Budweiser’s Belgian-Brazilian owner, AnheuserBu­sch InBev, sweetened its bid for SABMiller to more than $104 billion on Wednesday, but SABMiller quickly rejected the offer as not enough.

“AB InBev is very substantia­lly undervalui­ng SABMiller,” SABMiller Chairman Jan du Plessis said.

There was no outright rejection of any merger, though, so it remains possible that a sweetened offer by AB InBev could win approval.

The combined company would have 31% of the global beer market, dwarfing the next-biggest player, Heineken, which has 9%. As well as bringing together two of the biggest-selling brands in the U.S., a merger would put AB InBev’s Stella Artois and SABMiller’s Grolsch in the same stable.

It also would enable AB InBev to make inroads in the African and Australian markets, where it is less of a player than in Europe, North Africa and Asia.

AB InBev Chief Executive Carlos Brito said the combined company “would build the first truly global beer company.”

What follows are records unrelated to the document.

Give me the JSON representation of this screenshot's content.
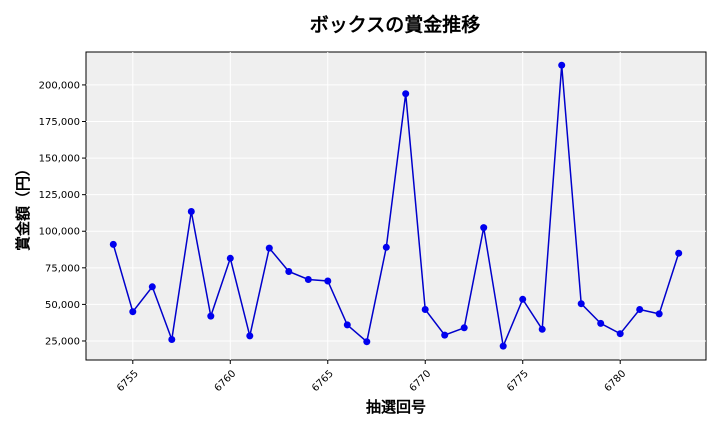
{
  "chart_data": {
    "type": "line",
    "title": "ボックスの賞金推移",
    "xlabel": "抽選回号",
    "ylabel": "賞金額（円）",
    "xlim": [
      6752.6,
      6784.4
    ],
    "ylim": [
      12000,
      222500
    ],
    "xticks": [
      6755,
      6760,
      6765,
      6770,
      6775,
      6780
    ],
    "yticks": [
      25000,
      50000,
      75000,
      100000,
      125000,
      150000,
      175000,
      200000
    ],
    "ytick_labels": [
      "25,000",
      "50,000",
      "75,000",
      "100,000",
      "125,000",
      "150,000",
      "175,000",
      "200,000"
    ],
    "grid": true,
    "colors": {
      "line": "#0000cc",
      "marker": "#0000ee",
      "background": "#efefef"
    },
    "series": [
      {
        "x": [
          6754,
          6755,
          6756,
          6757,
          6758,
          6759,
          6760,
          6761,
          6762,
          6763,
          6764,
          6765,
          6766,
          6767,
          6768,
          6769,
          6770,
          6771,
          6772,
          6773,
          6774,
          6775,
          6776,
          6777,
          6778,
          6779,
          6780,
          6781,
          6782,
          6783
        ],
        "values": [
          91000,
          45000,
          62000,
          26000,
          113500,
          42000,
          81500,
          28500,
          88500,
          72500,
          67000,
          66000,
          36000,
          24500,
          89000,
          194000,
          46500,
          29000,
          34000,
          102500,
          21500,
          53500,
          33000,
          213500,
          50500,
          37000,
          30000,
          46500,
          43500,
          85000
        ]
      }
    ]
  }
}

The sheer size of the combined company is expected to push regulators to require the sale of some brands to ensure fair competitio­n.

Phil Carroll, an analyst with Shore Capital, said he expects SABMiller to eventually agree to a deal. “We believe this represents a good deal for SAB shareholde­rs,” he said.

Beer makers are being pushed into consolidat­ion by eroding market share and competitio­n, particular­ly from trendy craft beers.